To prey animals, you are the predator they have to dissuade or terminate in order to save their own lives if they have decided you are threatening them. The options they have to survive you in their mind are fight or flight. And if they did not evolve to primarily flee, watch out. Any scuffle they start with you they have started with the full expectation that either you or them may not make it out alive. Megafauna like moose are literally evolved to stomp opportunistic wolves to death (why they attack sled dogs) and beat grizzly bears back just to earn another day of browsing greenery. Hippos are 3,000 pounds of fresh meat surrounded by half a dozen infamous large predators. Do the math and it will be obvious why they are the most aggressive beasts in Africa. Why they have to be to stay alive.

The nutshell at the end of the day, and what I think is a much more bumper sticker worthy piece of wildlife advice we all would love to beam into the heads of average people is this:

If it does not fear humans, humans SHOULD fear it.

Any entirely wild animal that doesn’t react to your presence by trying to leave the area is not something laymen should want to interact with. Ever ever. If it is approaching you, back away. If it is holding its ground, back away. If it is in fact trying to get away from you, ffs, don’t chase after and corner it. Not adhering to this one idea I really really feel is the number one reason preventable wild animal attacks happen at all. We need less of whatever everybody calls the Disney princess mentality and more immediate suspicion when animals don’t treat you like they treat any other unpredictable predator. Because when it comes to something like foxes or skunks, this is literally a potential red flag for rabies. When it comes to black bears, you might be about to become a victim of some idiot who’s been feeding them. And when it comes to moose, and it’s too late to get away from them, you need to be ready to respect some very hard boundaries, put the animal down, or play dead and pray to whatever higher authority may or may not be.

There is a ton to enjoy about wildlife, and it is unironically really majestic and wonderous and all that jazz. This is never meant as encouragement to lose that awe and wonder for the world, only as another reminder that it serves everyone in the long run when you channel that into loving and respecting the wild for what it actually is. 

If there was one animal literacy thing I could change with a wave of a wand, it would be increasing people's understanding of how dangerous megafauna are. I think that in the US (and probably other Western countries too), we're so removed from wildlife and even large domesticated animals that people really have no perspective on how much a big animal can fuck you up. Even if they're "gentle."
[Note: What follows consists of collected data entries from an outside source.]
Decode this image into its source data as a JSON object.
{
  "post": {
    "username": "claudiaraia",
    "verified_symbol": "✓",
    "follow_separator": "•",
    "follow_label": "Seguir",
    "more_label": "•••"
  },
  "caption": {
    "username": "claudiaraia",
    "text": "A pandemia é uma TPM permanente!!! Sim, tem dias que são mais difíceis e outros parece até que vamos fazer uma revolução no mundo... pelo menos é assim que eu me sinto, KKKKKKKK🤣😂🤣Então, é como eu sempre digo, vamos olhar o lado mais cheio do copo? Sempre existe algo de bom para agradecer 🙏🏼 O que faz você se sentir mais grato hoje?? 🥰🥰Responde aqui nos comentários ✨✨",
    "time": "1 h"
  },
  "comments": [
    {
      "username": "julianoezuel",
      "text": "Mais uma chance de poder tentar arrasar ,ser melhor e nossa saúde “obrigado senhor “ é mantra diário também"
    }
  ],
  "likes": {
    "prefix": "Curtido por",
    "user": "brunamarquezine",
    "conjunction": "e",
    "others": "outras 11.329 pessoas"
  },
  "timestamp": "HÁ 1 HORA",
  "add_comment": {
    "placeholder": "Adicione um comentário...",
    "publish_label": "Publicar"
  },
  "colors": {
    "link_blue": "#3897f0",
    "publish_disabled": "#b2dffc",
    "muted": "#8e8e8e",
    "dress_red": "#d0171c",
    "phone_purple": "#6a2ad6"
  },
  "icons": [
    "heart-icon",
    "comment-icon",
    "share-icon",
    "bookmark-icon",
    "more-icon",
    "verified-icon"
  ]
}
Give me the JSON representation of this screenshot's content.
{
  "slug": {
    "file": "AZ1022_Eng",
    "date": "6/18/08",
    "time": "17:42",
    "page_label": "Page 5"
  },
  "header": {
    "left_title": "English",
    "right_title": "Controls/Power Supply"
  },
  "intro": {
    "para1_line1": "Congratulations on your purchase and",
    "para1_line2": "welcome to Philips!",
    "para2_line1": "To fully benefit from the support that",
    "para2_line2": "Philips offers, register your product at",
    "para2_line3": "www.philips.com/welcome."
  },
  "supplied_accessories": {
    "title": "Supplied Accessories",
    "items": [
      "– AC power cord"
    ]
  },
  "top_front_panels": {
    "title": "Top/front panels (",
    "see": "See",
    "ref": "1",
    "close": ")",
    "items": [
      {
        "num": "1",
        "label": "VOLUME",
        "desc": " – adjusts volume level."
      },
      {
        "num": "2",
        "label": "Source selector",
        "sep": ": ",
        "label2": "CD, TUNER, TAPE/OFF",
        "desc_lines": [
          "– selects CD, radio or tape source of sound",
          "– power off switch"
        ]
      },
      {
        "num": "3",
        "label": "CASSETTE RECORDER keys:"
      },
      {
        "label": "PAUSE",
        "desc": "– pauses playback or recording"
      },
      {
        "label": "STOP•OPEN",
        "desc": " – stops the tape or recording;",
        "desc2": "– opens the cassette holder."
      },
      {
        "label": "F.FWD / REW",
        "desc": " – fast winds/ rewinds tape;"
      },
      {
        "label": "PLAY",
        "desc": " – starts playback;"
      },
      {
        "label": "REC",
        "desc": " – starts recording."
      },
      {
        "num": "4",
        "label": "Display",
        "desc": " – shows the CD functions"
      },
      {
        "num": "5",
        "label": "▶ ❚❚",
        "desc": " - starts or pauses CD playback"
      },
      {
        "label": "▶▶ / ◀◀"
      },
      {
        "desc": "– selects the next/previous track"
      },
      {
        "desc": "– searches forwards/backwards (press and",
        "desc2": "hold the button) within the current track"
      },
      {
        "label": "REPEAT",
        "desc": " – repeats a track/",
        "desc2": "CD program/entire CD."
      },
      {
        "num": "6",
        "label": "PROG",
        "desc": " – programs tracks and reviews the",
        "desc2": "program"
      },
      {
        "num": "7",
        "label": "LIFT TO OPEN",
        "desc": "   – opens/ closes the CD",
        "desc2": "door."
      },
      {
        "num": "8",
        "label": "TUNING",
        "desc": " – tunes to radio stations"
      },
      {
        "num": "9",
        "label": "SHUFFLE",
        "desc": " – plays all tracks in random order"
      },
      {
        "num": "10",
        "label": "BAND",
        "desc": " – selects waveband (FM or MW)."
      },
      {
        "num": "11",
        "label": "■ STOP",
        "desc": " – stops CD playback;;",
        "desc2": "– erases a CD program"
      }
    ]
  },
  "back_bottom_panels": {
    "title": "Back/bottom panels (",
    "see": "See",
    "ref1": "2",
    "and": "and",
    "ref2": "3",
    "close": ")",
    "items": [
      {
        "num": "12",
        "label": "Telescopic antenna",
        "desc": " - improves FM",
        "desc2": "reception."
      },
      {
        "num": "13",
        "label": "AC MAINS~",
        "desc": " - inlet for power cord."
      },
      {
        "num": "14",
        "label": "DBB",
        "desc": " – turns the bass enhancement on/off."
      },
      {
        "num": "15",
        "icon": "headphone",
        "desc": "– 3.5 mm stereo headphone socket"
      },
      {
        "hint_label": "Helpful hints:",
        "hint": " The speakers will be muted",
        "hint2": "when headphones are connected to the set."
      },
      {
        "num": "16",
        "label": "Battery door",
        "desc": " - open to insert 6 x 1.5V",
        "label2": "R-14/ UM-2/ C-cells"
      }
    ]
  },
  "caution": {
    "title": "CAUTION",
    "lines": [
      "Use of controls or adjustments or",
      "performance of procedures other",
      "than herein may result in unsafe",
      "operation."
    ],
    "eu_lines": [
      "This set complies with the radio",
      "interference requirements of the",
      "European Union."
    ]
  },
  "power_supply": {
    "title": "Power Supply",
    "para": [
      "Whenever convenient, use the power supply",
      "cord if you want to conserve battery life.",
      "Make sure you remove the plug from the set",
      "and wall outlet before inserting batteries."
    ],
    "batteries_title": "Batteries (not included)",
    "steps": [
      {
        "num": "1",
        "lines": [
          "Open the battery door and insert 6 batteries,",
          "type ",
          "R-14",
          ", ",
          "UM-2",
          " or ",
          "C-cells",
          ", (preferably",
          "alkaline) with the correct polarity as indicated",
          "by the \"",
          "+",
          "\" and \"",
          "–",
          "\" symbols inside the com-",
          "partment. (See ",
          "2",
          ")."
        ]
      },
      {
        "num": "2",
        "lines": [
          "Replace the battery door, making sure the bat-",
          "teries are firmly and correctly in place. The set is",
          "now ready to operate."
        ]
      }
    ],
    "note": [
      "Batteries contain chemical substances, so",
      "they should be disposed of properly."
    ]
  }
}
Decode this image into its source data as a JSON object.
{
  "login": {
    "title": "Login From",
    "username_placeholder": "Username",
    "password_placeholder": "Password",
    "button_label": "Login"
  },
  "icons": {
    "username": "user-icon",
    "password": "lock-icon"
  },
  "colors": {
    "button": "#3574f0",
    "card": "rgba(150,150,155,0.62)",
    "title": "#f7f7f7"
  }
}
This is a discussion going on on Twitter, too, the last few days: there was a thing where an Iditarod musher shot a moose to protect their team, and a lot of people are confused as to why that needed to happen. Apparently this moose had been hanging around the course for quite a while and was becoming quite dangerous to the sled dog teams. Moose are territorial and not to be fucked with. Everyone from Alaska or areas with moose are like "yup, that's just reality."

Same thing with the bison birth I watched last year. Folk really thought the staff should be in the habitat on the ground with the bison herd, helping with the birth. Sure, that's what we do with cows if we have to, but... bison are definitely not cows and, again, will squish you.

People tend to get it more with the predators. Few people will argue that a cougar or an alligator or a bear isn't dangerous. I think people kinda go both ways on wild pigs / boars depending on their experience. But herbivores or things that don't look traditionally pointy... it just kinda doesn't click.

Any large animal is probably stronger than you think and more likely to hurt you than you realize. Be it a dolphin, an elk, a sea lion, or even an emperor penguin... just don't go near them, buds.